Endemic unemployment, under-employment and “low wage bias” by corporations who are adopting the China slave wage model, is now the rule of the day for those who lost their jobs in the bankster and neo-mercantilist engineered depression now moving along at a steady clip.
“This weak employment report, in jobs, wages, hours worked and participation is probably the last piece the Fed needs before launching another round of quantitative easing next week,” market strategist Joseph Trevisani told Reuters.
During his Jackson Hole speech late last month, Fed boss Ben Bernanke said the privately owned bankster cartel “will provide additional policy accommodation as needed” and may engage in more so-called quantitative easing.

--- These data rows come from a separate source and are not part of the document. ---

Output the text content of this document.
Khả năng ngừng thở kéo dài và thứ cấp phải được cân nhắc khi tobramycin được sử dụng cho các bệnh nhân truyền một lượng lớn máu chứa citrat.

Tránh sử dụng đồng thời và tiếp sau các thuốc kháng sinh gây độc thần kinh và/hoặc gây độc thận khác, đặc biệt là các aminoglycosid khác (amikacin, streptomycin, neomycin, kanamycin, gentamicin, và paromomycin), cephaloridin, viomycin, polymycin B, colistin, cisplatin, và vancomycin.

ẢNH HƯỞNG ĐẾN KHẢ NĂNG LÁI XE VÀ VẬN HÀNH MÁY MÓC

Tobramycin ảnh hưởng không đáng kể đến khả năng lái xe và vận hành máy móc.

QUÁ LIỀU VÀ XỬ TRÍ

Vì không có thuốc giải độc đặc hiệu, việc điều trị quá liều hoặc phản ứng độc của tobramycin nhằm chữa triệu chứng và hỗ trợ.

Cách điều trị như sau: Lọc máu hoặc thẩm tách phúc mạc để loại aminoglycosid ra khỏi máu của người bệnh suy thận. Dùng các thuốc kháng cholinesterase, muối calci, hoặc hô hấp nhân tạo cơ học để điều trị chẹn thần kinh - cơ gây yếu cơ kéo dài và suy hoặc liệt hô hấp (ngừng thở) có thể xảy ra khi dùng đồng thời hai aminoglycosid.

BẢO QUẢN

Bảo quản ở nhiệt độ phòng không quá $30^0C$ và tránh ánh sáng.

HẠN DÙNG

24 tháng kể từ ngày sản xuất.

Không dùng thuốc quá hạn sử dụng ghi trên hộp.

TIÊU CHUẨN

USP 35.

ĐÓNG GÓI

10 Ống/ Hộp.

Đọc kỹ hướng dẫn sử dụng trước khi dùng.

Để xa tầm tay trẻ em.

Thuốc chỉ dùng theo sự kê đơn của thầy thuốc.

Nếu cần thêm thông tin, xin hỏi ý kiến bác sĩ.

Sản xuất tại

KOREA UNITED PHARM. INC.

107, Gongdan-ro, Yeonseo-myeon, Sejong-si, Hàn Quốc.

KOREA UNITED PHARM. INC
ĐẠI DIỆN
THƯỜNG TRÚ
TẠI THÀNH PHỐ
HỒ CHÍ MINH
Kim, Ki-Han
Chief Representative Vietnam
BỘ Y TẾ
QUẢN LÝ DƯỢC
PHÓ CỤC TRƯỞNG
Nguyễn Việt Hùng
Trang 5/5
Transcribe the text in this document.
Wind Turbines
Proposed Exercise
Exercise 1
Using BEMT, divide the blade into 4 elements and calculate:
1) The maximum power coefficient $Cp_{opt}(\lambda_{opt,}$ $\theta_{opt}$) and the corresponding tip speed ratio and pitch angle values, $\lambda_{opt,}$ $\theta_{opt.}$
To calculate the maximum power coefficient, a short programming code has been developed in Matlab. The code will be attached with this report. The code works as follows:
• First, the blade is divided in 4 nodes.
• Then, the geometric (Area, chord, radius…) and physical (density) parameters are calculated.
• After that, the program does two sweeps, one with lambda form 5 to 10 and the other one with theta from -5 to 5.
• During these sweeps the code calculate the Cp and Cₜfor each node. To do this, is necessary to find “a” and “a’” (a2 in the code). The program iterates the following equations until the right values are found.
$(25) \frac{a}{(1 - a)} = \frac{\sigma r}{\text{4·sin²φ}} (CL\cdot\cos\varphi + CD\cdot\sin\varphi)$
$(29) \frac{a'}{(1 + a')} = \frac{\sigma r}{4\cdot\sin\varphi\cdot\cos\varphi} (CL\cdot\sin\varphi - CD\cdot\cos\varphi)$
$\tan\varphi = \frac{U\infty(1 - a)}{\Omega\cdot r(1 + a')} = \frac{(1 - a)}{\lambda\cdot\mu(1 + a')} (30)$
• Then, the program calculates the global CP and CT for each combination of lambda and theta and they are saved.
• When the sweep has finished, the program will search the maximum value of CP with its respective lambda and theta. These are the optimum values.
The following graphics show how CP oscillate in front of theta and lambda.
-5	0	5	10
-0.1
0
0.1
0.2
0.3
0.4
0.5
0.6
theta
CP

“The costs of non-traditional policies, when considered carefully, appear manageable, implying that we should not rule out the further use of such policies if economic conditions warrant,” he said.
Bernanke also said unemployment will continue unless “the economy begins to grow more quickly than it has recently” and it will remain vexing for some time.
“If zero interest rates and quantitative easing could really solve unemployment, there would be no reason not to maintain such policies in perpetuity. Such policies, however, lead to the formation of asset bubbles,” Rep. Ron Paul warned during the last QE boondoggle. “The next bubble is already forming, although which sector will be hit hardest remains to be seen.”